James FisherHigh Road House
James Fisher comes from a fine art background and discovered filmmaking whist studying at Chelsea College of Art. He graduated with a Foundation Diploma in Art & Design majoring in film and then completed a three year BA Film & Television degree at the Skillset Screen Academy London College of Communication, part of the University of Arts London. At university he was lucky to study under Jack Garfein, director and teacher for the original Actors Studio, who taught him how to act and how to interpret a script.
Peter Heinzemann, Senator Entertainment said of James’ House Short treatment:
‘The story builds up some speculation about it and ends quite surprising. And the mood trailer shows some good images so that I would expect good camera’.
Tell us a little about yourself…
I am a film graduate working my way from short films into features. A documentary film I directed at university called “The Village” won the MTV ‘Show Us What You’re Made of’ Award in February 2009. In 2010 I reached the final twelve out of hundreds of applicants in the Film London/Tri Borough film scheme ‘New Pathways’. I went on to produce the funded film “Borderland” which I also worked as Director of Photography. This film was premiered at the East End Film festival but missed out narrowly for a Film London ‘Best of Boroughs’ film nomination.
I have worked as a Director of Photography on numerous shorts and last year I worked as Director of Photography on the feature length horror anthology ‘Three’s a Shroud’ which will be screened at various film festivals later this year. I was recently funded by Fourcorners and Skillset for 3D film training after working with Fourcorners on a film scheme called East Meets East.
Currently I’m starting to move away from DP work and move towards directing. I feel that understanding cinematography is one of the most vital skills of directing and telling stories.

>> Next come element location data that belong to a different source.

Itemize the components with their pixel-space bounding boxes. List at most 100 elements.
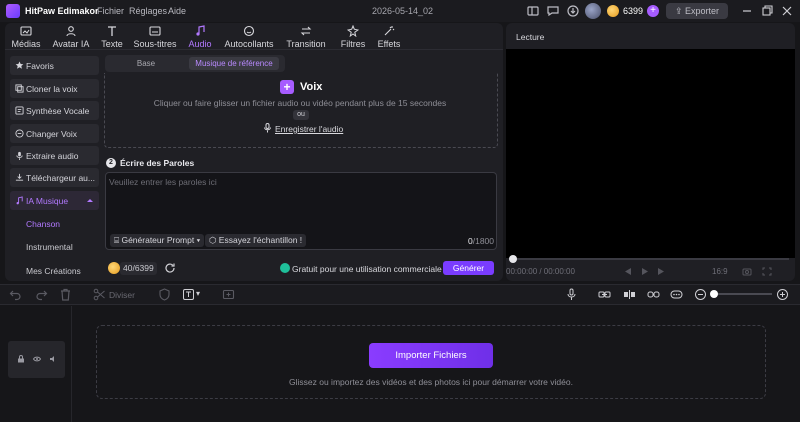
menu-aide[interactable]: Aide: [168, 6, 186, 16]
export-icon: ⇪: [674, 6, 686, 16]
commercial-check-icon: [280, 263, 290, 273]
aspect-ratio[interactable]: 16:9: [712, 267, 728, 276]
tab-filtres[interactable]: Filtres: [338, 23, 368, 50]
lyrics-title: Écrire des Paroles: [120, 158, 195, 168]
prev-frame-icon[interactable]: [622, 267, 632, 276]
export-button[interactable]: ⇪ Exporter: [666, 3, 728, 19]
sidebar-item-favoris[interactable]: Favoris: [10, 56, 99, 75]
sidebar-item-extraire-audio[interactable]: Extraire audio: [10, 146, 99, 165]
step-number: 2: [106, 158, 116, 168]
playback-time: 00:00:00 / 00:00:00: [506, 267, 575, 276]
close-icon[interactable]: [780, 4, 794, 18]
screenshot-icon[interactable]: [742, 267, 752, 276]
sidebar-item-cloner-voix[interactable]: Cloner la voix: [10, 79, 99, 98]
zoom-slider-knob[interactable]: [710, 290, 718, 298]
more-icon[interactable]: [670, 288, 683, 301]
link-icon[interactable]: [598, 288, 611, 301]
shield-icon[interactable]: [158, 288, 171, 301]
restore-icon[interactable]: [760, 4, 774, 18]
mode-segment: Base Musique de référence: [105, 55, 285, 72]
text-tool-dropdown[interactable]: ▾: [182, 288, 206, 301]
buy-credits-button[interactable]: +: [647, 5, 659, 17]
split-label[interactable]: Diviser: [109, 290, 135, 300]
feedback-icon[interactable]: [546, 4, 560, 18]
track-divider: [71, 306, 72, 422]
tab-avatar-ia[interactable]: Avatar IA: [51, 23, 91, 50]
microphone-icon: [264, 123, 271, 133]
preview-title: Lecture: [516, 32, 545, 42]
import-hint: Glissez ou importez des vidéos et des ph…: [289, 377, 573, 387]
playback-knob[interactable]: [509, 255, 517, 263]
chevron-down-icon: ▾: [196, 289, 201, 298]
clone-icon: [15, 84, 24, 93]
sidebar-item-changer-voix[interactable]: Changer Voix: [10, 124, 99, 143]
ai-music-icon: [16, 196, 23, 205]
tab-texte[interactable]: Texte: [98, 23, 126, 50]
sidebar-subitem-instrumental[interactable]: Instrumental: [26, 242, 73, 252]
tab-effets[interactable]: Effets: [375, 23, 403, 50]
zoom-in-icon[interactable]: [776, 288, 789, 301]
user-avatar[interactable]: [585, 3, 601, 19]
tab-medias[interactable]: Médias: [9, 23, 43, 50]
undo-icon[interactable]: [9, 288, 22, 301]
char-counter: 0/1800: [468, 236, 495, 246]
zoom-slider-track[interactable]: [712, 293, 772, 295]
record-voice-icon[interactable]: [565, 288, 578, 301]
sidebar-item-synthese-vocale[interactable]: Synthèse Vocale: [10, 101, 99, 120]
play-icon[interactable]: [640, 267, 650, 276]
split-icon[interactable]: [93, 288, 106, 301]
app-title: HitPaw Edimakor: [25, 6, 99, 16]
voice-changer-icon: [15, 129, 24, 138]
avatar-icon: [66, 26, 76, 37]
tab-sous-titres[interactable]: Sous-titres: [132, 23, 178, 50]
add-voice-icon[interactable]: +: [280, 80, 294, 94]
track-lock-icon[interactable]: [17, 355, 25, 363]
or-separator: ou: [293, 110, 309, 120]
next-frame-icon[interactable]: [657, 267, 667, 276]
preview-panel: Lecture: [506, 23, 795, 281]
effects-icon: [384, 26, 395, 36]
coin-icon: [108, 262, 120, 274]
segment-base[interactable]: Base: [107, 57, 185, 70]
fullscreen-icon[interactable]: [762, 267, 772, 276]
import-files-button[interactable]: Importer Fichiers: [369, 343, 493, 368]
record-audio-link[interactable]: Enregistrer l'audio: [275, 124, 343, 134]
generate-button[interactable]: Générer: [443, 261, 494, 275]
tab-audio[interactable]: Audio: [185, 23, 215, 50]
segment-musique-reference[interactable]: Musique de référence: [189, 57, 279, 70]
prompt-generator-button[interactable]: ⌸ Générateur Prompt ▾: [110, 234, 205, 247]
subtitles-icon: [149, 26, 161, 36]
voice-title: Voix: [300, 81, 323, 93]
track-audio-icon[interactable]: [49, 355, 57, 363]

When and why did you get into film?
I come from a fine art background and discovered filmmaking whist studying at Chelsea College of Art. Having never owned a video camera I only picked up a mini camcorder for the first time seven years ago. I graduated with a Foundation Diploma in Art & Design majoring in film and then completed a three year BA Film & Television degree at the Skillset Screen Academy London College of Communication, part of the University of Arts London. At university I was lucky to study under Jack Garfein, director and teacher for the original Actors Studio, who taught me how to act and how to interpret a script. As part of my degree I also trained on the Guild of British Camera Technicians 35mm and HD course, which helped me learn my craft.
What’s your short film about and where did you get the inspiration from?
“Moment of Clarity” is a story that most men can shamefully relate to, until a certain point. It’s about a man who wakes up in bed after a night out drinking, not knowing where he is, who’s laying next to him in bed and what possible dangers await him. I got the idea for the script a long while ago, although the script has changed various times over the last couple of years. The script was always of the thriller genre but the new ending is a lot darker than the original. When writing the script I also had an idea for a painting to accompany the film. This painting is part of the set and adds a crucial element to the mise-en-scène of the film.
Which scene are you most looking forward to filming/which scene will be the hardest to film?
The bar scene in the opening credit sequence was the most fun to shoot. For this scene I experimented with various lighting effects in conjunction with smoke effects and in-camera lens effects. It gave the footage a really unique look as everything was captured in-camera with no visual effects applied after. The lens I used is not commonly used in motion picture effects. This scene also doubled up as a mini wrap party for the cast and crew of the film as we shot it last, making it the most enjoyable shoot I’ve ever had.
The hardest scene to shoot was the second twist in the thriller as it required a very high angle shot within the hotel room meaning that the camera was near the ceiling whilst we were working out the angles for the effects and action to happen below (all will be revealed when you watch the film).
What would it mean to you to win House Shorts 2012?
This is a money can’t buy prize and I have never seen a judging panel as esteemed as this one. Their mentoring and advice will help me decide what choices to make next in my filmmaking career as I have numerous unmade short film scripts and feature film ideas that I can’t wait to develop further. If I were to win this prize, it wouldn’t just be an award, it would be a massive kickstart to a career.